Lydia Chang‘s poems bravely scale the emotional registers of a Chinese American woman finding her way: from the pain of loss, longing, and leaving an abusive relationship, to the power of reclaiming a self, to wryly uncovering the humor of daily tasks. Combining simple wisdom with searing images of childbearing, immigration, and love, Chang navigates the violence of war and its reverberations in the body of a survivor. Here’s a feminist voice born of a full life, extraordinarily young and playful at heart.
–Nancy Agabian, Author of Me as Her Again.
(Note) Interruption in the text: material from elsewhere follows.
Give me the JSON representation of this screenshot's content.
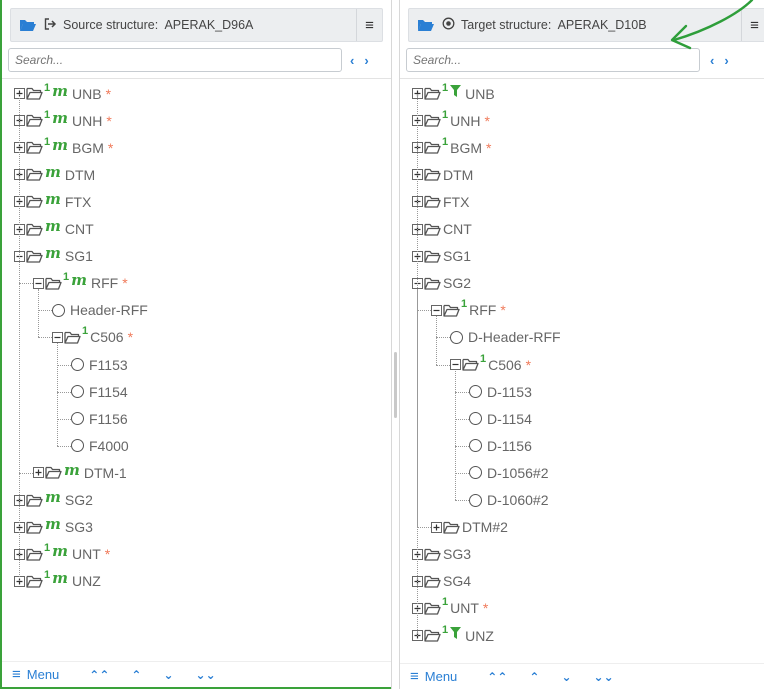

In the series of poems in Silk Dress, Lydia Chang takes us on a fascinating journey from her life in China to her life in Queens, NY, from the Sino/Japanese War to Flushing. It’s a story of cultural and personal struggle and also about finding love and contentment, vividly told by a poet who has seen much, in a distinct voice all her own. By turns defiant and sharp, warm and humorous, Chang’s spirited poems evoke a world, one flowing like a silk dress around the everyday and reaching across time and memory.
–Pui Ying Wong, author of An Emigrant’s Winter
Lydia Chang invites us to explore with her what it means for an immigrant woman to live life, for this immigrant woman to live her life, on her own terms. In lines that embody rage, grief, laughter, love, and determination, the reader accompanies Chang on the journey from her childhood in China, through a difficult and abusive marriage, to the meaningful and fulfilled life, personal and professional, that she found here in the United States. There is in these poems a wisdom and truth-telling that we need more of, especially in our current cultural and political climate.
–Richard Jeffrey Newman, author of Words for What Those Men Have Done.